3. Surviving after Blood Cancer
Following the ordeal of going through treatment for blood cancer, the biggest challenge lies in rehabilitating children back to their normal life. The after-effects of treatment linger for a long time even after a cure is achieved. The long term effects on growth, learning, behavior, and fertility are of paramount importance in shaping the future life of a survivor of childhood cancer.
In addition, cancer drugs can also have an effect on the heart and the lungs and need regular monitoring.

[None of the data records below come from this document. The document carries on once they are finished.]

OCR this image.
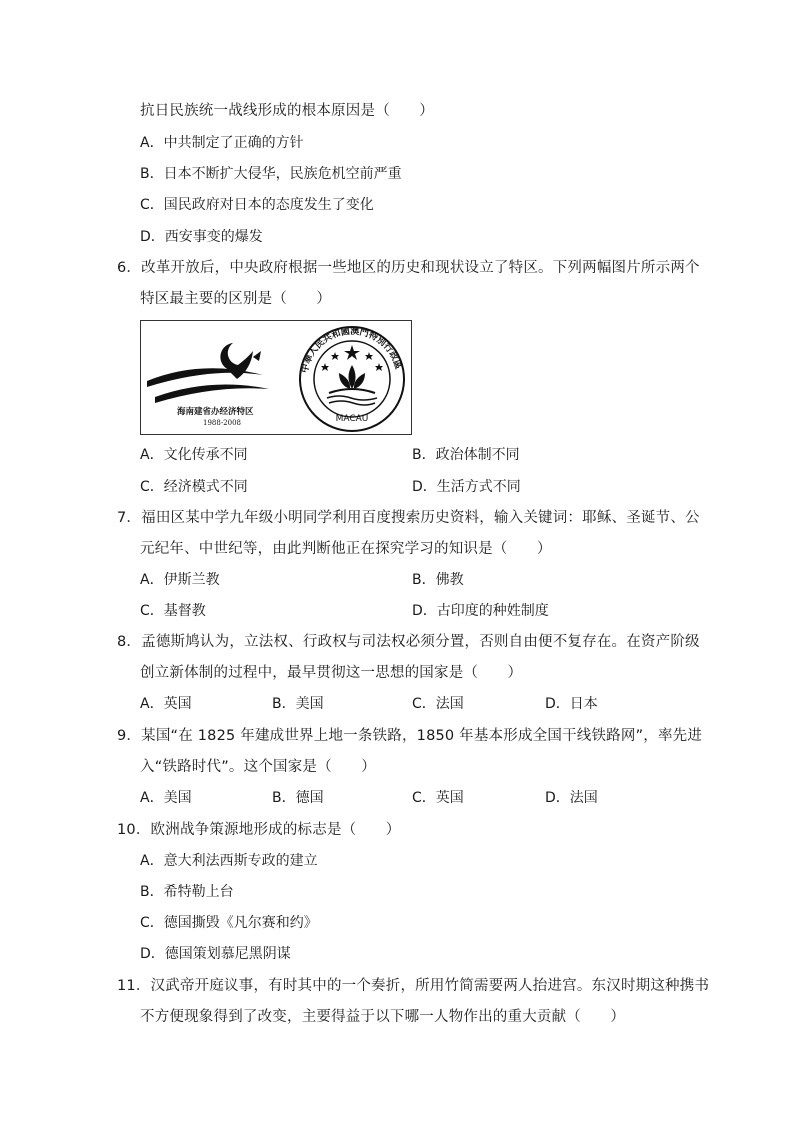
抗日民族统一战线形成的根本原因是（　　）
A．中共制定了正确的方针
B．日本不断扩大侵华，民族危机空前严重
C．国民政府对日本的态度发生了变化
D．西安事变的爆发
6．改革开放后，中央政府根据一些地区的历史和现状设立了特区。下列两幅图片所示两个
特区最主要的区别是（　　）
海南建省办经济特区
1988-2008
中華人民共和國澳門特別行政區
MACAU
A．文化传承不同	B．政治体制不同
C．经济模式不同	D．生活方式不同
7．福田区某中学九年级小明同学利用百度搜索历史资料，输入关键词：耶稣、圣诞节、公
元纪年、中世纪等，由此判断他正在探究学习的知识是（　　）
A．伊斯兰教	B．佛教
C．基督教	D．古印度的种姓制度
8．孟德斯鸠认为，立法权、行政权与司法权必须分置，否则自由便不复存在。在资产阶级
创立新体制的过程中，最早贯彻这一思想的国家是（　　）
A．英国	B．美国	C．法国	D．日本
9．某国“在 1825 年建成世界上地一条铁路，1850 年基本形成全国干线铁路网”，率先进
入“铁路时代”。这个国家是（　　）
A．美国	B．德国	C．英国	D．法国
10．欧洲战争策源地形成的标志是（　　）
A．意大利法西斯专政的建立
B．希特勒上台
C．德国撕毁《凡尔赛和约》
D．德国策划慕尼黑阴谋
11．汉武帝开庭议事，有时其中的一个奏折，所用竹简需要两人抬进宫。东汉时期这种携书
不方便现象得到了改变，主要得益于以下哪一人物作出的重大贡献（　　）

Society at large should take the responsibility of rehabilitating the survivors of childhood cancer to their normal life. Our campaign involves educational and sports institutions to raise awareness amongst the relevant stakeholders regarding the specific need of the survivors of childhood cancer.
4. A life free of Thalassemia
Β-Thalassemia Major is the commonest genetic disorder in India. About 10,000 children with thalassemia major (TM) are born in this country every year1. Despite the improvement in supportive care, the long-term outcome of children with transfusion-dependent thalassemia remains poor. This is due to a multitude of factors, including poor access to transfusion support, high prevalence of transfusion-transmitted infections, iron overload, and lack of monitoring2. Recent data from WHO confirms that about 12% of children born with transfusion-dependent β thalassemia are actually transfused, and less than 40% of those transfused obtain adequate iron chelation therapy.
BMT from a matched sibling donor was established as a curative treatment for this condition in the 1980s by Lucarelli et al from Pessaro, Italy. In patients who were reasonably well transfused and chelated before BMT, the thalassemia-free survival is more than 85%-90%3. However, only 10-20% of thalassemia sufferers find a matched family donor.
Our endeavor is to develop facilities for transfusion and chelation for children under the optimum circumstances so that children who cannot undergo BMT can lead a healthy and productive life. At the same time, we are conducting clinical trials to further the possibility of haploidentical BMT for children with thalassemia.